I spent several commute trips mulling this over (a long commute gives me a lot of time to mull things over...) and decided to press forward with feature hours instead of paying down debt.  It's not a choice I'm overly happy with, but neither option would have left me 100% satisfied.  Why did I make that particular choice in this instance?  Several factors.

First, risk.  My main target for debt paydown would have been the persistence architecture I inherited when I took over the project.  It's overly reliant on static goo and is overly complex.  Testing of that code during refactoring?  Time consuming, even though it's absolutely worthwhile.  The persistence bits work and are fairly sound as written, it's just hard to extend for future use. It makes no sense to do such major rework this late in the game, particularly since I'm all over YAGNI and it looks like there isn't much more extension needed in the near future. 

The next target would have been some WinForms code littered with goo because we did a bad job of enforcing MVPness early on.  I've been slowly refactoring out pieces of that, but it's slow going.  Again, this is a risky section since getting things decoupled and moved out to better separation impacts a lot of different functionality.  Increased regression testing would have been required by the QA folks, and they didn't have a lot of time available.

Decision for these problem areas?  Leave them and move on.

Second, client needs. The client doesn't understand a hooting thing about how our implementation of NHibernate tracks sessions, uses too many static calls, or loads its configuration.  She doesn't know about MVP patterns enabling better testing and separation of concerns, easing testing and extensibility.  The client only knows she has a need to deploy the system in a few months, and she can't do it without the full security stack in place.

Decision for this issue?  Leave the debt in place, enable the client to hit her latest goals -- in part because we all as a team (us + client) had missed some earlier goals. 

The client's now on track to hit her goals, and she's much happier where she's at.  I'm happy that she's going to meet business needs with this latest delivery; after all, we need to deliver value to the customer.  Obviously I'm bittersweet about having missed an opportunity to clean up past technical debt.  At least I can console myself in that I added no new technical debt to this phase of the work. 

Would I do it again? Highly, highly doubtful. This situation was pretty unique, and the victory I got may have been a bit Pyrrhic in that we'll still need to pay off that debt if we get any sort of follow on work.

(By the way, do not confuse me as putting forth features over stable code.  That's not what I've been saying at all.  Technical debt is, to me, an issue different than the stability of what you're writing now.)

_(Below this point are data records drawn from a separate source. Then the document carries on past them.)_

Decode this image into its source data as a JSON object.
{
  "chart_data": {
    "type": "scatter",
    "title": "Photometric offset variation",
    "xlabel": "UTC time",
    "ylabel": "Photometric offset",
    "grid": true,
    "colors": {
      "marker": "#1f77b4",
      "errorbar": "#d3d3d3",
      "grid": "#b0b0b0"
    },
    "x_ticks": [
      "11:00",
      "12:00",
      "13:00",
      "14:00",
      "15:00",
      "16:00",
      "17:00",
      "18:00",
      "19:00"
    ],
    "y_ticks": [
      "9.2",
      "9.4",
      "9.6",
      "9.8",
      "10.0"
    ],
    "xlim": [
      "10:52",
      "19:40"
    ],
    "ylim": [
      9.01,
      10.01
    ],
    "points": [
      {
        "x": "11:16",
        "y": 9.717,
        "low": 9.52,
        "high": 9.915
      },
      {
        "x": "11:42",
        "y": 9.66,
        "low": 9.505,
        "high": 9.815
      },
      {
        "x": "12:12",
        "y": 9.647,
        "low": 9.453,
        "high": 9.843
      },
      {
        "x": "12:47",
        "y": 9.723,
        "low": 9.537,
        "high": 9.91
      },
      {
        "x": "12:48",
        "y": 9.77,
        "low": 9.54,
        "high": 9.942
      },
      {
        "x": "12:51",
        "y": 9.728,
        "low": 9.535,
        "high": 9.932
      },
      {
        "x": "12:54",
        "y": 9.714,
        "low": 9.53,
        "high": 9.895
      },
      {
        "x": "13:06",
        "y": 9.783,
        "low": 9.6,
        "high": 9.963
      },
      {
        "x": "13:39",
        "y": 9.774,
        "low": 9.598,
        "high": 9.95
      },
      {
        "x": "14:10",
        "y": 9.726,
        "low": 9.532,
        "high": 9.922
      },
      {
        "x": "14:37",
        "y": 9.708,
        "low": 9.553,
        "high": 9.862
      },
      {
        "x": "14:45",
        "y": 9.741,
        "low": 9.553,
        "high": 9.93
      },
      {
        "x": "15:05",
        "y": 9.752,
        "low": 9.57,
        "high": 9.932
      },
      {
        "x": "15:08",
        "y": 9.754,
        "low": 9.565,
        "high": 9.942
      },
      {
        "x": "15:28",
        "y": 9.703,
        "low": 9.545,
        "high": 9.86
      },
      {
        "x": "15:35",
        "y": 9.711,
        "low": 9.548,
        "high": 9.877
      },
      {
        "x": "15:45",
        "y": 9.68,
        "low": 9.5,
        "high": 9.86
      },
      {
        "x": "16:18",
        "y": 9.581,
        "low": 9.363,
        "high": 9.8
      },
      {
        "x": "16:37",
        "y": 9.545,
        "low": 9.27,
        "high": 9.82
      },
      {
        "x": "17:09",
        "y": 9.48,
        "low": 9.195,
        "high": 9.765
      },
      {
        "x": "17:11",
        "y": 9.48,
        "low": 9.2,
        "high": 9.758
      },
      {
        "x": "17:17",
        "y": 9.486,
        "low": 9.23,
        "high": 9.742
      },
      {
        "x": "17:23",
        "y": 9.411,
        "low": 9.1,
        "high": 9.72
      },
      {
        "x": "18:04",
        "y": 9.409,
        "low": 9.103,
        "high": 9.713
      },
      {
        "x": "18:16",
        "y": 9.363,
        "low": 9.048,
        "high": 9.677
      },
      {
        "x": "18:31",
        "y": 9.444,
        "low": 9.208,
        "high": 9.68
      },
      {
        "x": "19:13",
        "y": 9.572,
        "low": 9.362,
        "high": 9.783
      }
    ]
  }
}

(And more by the way, we completed 252 feature hours on her budget of 135 feature hours. Our velocity chart kicks ass!)

2 comments:

Steve said...

Nice summary of a common trade off scenario in software development. It seems like you can always make the old stuff work for "one more release." I wonder if there is a way to identify some tipping point - where the "one more release" strategy will backfire?

Jim Holmes said...

@steve: I'd have been completely against this tradeoff had our velocity been anywhere near projected estimates. I was slightly more comfortable about this decision because we were able to move forward without too much friction because of that debt.

Maybe that's a good tipping point: are you able to move forward without too much friction from debt? If so, you're OK. If not, pay it down.